Older

nonfiction

*inspired by Nightly’s ‘Older’

 

I found a grey hair today. I wanted to pluck it so badly. To pull it. Inspect it. Make sure it wasn’t just my eyes playing tricks on me. I looked at my reflection in the mirror for such a long time that for the slightest second, I’d forgotten what I was even doing there in the first place. Then I was back, as my eyes fixated on the silver glimmer of my very first grey hair under the harsh bathroom lighting on a winter morning.

On the tram, I thought about when I was seven and my grandpa asked me to pull out his greys when they had just started emerging. He’d sit on a lawn chair—the plastic kind that’d been in the family for generations and yet never seemed to break—facing the backyard with a cup of coffee in hand. An iced cappuccino that was always way too sweet and filled to the top. I’d stand up on a stool behind him with a tweezer in hand. Then, I’d start pulling. When I got tired, grandpa would bribe me with coins for my piggy bank, an ice cream from the back of the freezer (hidden from all the other cousins) or let me feed the stray cats of the neighbourhood. The list went on. It would always work. We had the best times.

Over the course of the entire day, and then week, all I kept thinking about was that one damn strand of hair. Am I growing older, without truly realising it? Were moments passing me by?

On a rainy Thursday night, I called home only to cry afterwards. Things were piling up. My cousins were working, my friends were moving on. When my parents were my age, they had their plans set up. Meanwhile, I was stuck listening to the same songs on repeat and memorising every beat. I couldn’t help but think, what if I’d taken a different route? What if I’d decided to study science the way everyone in high school had expected me to? Would I be feeling any differently now?

At the end of the week, I decided to clear out my wardrobe. I needed a change, and it felt like a start. Yet, as I folded my old Disney pyjamas into a box, ready to be sent off, I couldn’t help but feel the gravity of its significance. It scared me—the fact that I was getting older as my life stayed the same.

Before bed, I scrolled through my camera roll for a little while and a photo from when I was seven popped up. There was a sinking feeling in my stomach that spread to my chest, and I clutched my phone a little tighter in my grip. My grandpa’s hair turned fully grey a few years after, and eventually, our little hairdresser moment came to an end.

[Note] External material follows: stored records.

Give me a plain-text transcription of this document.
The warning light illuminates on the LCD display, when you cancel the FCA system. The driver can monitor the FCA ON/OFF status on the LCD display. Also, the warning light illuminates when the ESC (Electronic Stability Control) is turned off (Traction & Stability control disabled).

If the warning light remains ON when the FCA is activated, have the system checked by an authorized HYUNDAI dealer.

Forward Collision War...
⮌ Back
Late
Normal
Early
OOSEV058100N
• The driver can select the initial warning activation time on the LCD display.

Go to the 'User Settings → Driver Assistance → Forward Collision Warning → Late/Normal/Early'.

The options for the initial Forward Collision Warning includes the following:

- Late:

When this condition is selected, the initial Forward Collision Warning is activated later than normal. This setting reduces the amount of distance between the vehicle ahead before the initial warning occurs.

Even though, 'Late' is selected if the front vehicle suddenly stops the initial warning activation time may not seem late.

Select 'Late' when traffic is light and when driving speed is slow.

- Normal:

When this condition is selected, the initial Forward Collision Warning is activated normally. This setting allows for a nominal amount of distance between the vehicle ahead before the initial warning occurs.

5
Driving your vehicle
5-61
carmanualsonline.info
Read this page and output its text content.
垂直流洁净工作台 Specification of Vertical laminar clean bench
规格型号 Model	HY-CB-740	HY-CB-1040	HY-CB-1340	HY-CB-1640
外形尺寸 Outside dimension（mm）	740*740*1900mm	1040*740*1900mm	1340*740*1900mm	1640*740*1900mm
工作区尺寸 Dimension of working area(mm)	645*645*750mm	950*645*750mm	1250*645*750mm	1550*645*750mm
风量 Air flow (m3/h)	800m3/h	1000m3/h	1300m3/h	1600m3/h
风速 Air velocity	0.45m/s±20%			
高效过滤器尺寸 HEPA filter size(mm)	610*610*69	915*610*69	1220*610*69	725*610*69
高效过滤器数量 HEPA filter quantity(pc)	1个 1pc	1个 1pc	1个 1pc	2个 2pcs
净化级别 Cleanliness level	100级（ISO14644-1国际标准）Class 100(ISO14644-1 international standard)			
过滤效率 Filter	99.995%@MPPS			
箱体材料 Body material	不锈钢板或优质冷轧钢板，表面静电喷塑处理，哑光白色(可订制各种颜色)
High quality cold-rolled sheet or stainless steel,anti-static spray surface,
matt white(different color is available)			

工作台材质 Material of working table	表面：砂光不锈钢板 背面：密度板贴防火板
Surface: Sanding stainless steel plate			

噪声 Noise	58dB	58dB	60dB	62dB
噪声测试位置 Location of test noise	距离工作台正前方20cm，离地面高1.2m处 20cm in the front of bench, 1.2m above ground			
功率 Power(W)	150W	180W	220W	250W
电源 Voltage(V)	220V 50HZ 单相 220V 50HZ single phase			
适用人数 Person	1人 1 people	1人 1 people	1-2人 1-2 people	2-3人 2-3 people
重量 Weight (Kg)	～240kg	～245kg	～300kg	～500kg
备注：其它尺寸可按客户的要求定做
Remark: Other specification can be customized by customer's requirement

It became clear to me that I’ll never be able to keep up with my life. Things are changing continuously, from one day to the next. You can’t freeze time. After breakfast comes lunch, then dinner—with snacks in between. Moving out from somewhere meant moving into another place.

I’ll find another grey hair soon, and maybe then, I’ll be brave enough to pluck it out. I’ll flush it down the toilet and go on with my day, head full of jet-black hair even under the sharp bathroom light. Perhaps by then, I’ll be a little bit more okay with the idea of the unknown. Or maybe I won’t. Either way, I’ll still be the same person—the exact age I’m supposed to be right there and then. I’ll be me, led by all my past decisions.

Sitting tight on this emotional rollercoaster, I hope to make friends with fear as it is the seemingly wrong decisions that always turn out to be the absolute right ones.

I’m no good at getting older, but maybe that’s all part of the plan.